Let’s hold tight to our convictions. Let’s defend the defenseless. And, my goodness, let’s speak up. But let’s go high and let’s do so with an undercurrent of respect and honor. Let’s do this thing civilly.
3. Feelings are good, and so are words. But, church, let’s get a move on and DO something.
Yesterday, our nation elected a president that has built his following on a promise to build a wall. Who has called Latino immigrants “criminals” and “rapists.” Who said he’d “absolutely” implement a registry for Muslims in our country. Who openly mocked a disabled journalist. Who has made horrific comments about women which he quickly dismissed as “locker room talk.” Whose rhetoric and plans are wildly supported by the Ku Klux Klan.
The people have truly spoken. The state of the union is clear. Our nation is broken.
So, as Christians, what do we do?
We run to the brokenness.
We run to our Latino and Muslim neighbors, we run to local communities of immigrants and refugees, we run to our African American colleagues and friends. We run to them and cry, “We see you. WE SEE YOU! And we’ve got your backs. Even if the government betrays you and others mock you, we will be your people.”
And, then? Then, we follow through and actually BECOME their people.
We dive into organizations like World Relief and start serving and loving local refugees as they get settled and back on their feet.
We do more than just pay lip service to the whole notion of being pro-life.
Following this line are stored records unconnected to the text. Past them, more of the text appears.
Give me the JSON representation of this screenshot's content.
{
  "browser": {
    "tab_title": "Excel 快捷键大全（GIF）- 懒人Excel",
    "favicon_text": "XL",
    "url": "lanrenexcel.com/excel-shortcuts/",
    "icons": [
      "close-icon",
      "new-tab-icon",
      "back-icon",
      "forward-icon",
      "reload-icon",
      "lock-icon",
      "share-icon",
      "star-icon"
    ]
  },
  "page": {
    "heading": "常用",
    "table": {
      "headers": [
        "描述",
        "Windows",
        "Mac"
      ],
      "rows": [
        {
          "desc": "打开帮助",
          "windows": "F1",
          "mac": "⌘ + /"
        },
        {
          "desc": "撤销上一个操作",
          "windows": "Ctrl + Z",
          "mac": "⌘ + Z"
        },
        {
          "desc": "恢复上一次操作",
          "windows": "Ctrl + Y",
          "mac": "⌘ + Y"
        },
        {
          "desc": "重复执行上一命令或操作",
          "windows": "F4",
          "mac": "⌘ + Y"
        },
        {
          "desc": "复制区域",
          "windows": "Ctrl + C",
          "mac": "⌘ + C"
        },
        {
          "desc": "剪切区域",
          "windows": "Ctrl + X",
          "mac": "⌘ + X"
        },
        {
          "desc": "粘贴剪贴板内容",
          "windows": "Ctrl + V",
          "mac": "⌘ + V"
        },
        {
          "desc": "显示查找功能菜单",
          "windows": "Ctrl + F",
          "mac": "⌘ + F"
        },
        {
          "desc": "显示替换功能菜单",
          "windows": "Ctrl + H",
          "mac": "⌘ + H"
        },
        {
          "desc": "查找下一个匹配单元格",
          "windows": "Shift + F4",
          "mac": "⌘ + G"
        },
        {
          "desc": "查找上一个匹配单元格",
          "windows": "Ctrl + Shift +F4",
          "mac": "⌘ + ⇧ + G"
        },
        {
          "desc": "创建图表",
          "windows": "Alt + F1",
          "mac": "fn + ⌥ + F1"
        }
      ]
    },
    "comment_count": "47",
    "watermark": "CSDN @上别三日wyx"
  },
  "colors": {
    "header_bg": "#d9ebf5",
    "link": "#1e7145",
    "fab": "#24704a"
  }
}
We support lives in the womb, absolutely. But we also support lives post-birth. We walk alongside the mom experiencing an unplanned pregnancy and become her biggest advocate and loudest cheerleader. We foster. We get background checked so that we can babysit for foster parents.
We help our friends search for employment when their husbands- and the primary breadwinners of the family- are deported without warning.
We walk with women who have been the victims of sexual assault and abuse, helping them find safety and healing.
We stand alongside our black brothers and sisters and affirm again and again that black lives do indeed matter.
We show kindness. We speak truth in love. We exemplify mercy and grace.
We point back to Jesus with our words AND our actions.
4. Let’s hold tight to the hope that God IS still sovereign.
Emotions are understandably high. We can be disappointed and we can be shocked and we can feel all of the feelings, but let’s not land there. Let’s land on truth.
Let’s land on the truth that God sent Jesus to die for all of us. For our sin. For our brokenness. Because our sin is just as heinous as that of Clinton and Trump, we are equally in need of a Savior.
Let’s land on the hope that Jesus didn’t stay dead. That he broke the curse of sin and defeated death itself. There is no ruler that will ever match that kind of power and authority. Jesus has already won. He is still in control. And his love has never, not ever, faltered.
Church, what if God has handed us over to this kind of election- this brand of president- for such a time as this?
What if NOW is our time to show the world that we are people who show up?
That we are people who run to the margins.
That we are people whose speech is grace-filled.
That we are people who honor and pray for our leaders even when we disagree.
That we are people who can forgive.
That we are gospel-people. People who know that God’s love for us is secure. People who are convinced that there’s nothing we can do to make Him love us more, and there’s nothing we can do to make Him love us less. People who are so radically changed by this truth that they can’t help but give this kind of love away to others.
The people have spoken. This is our reality. So, let’s get to it.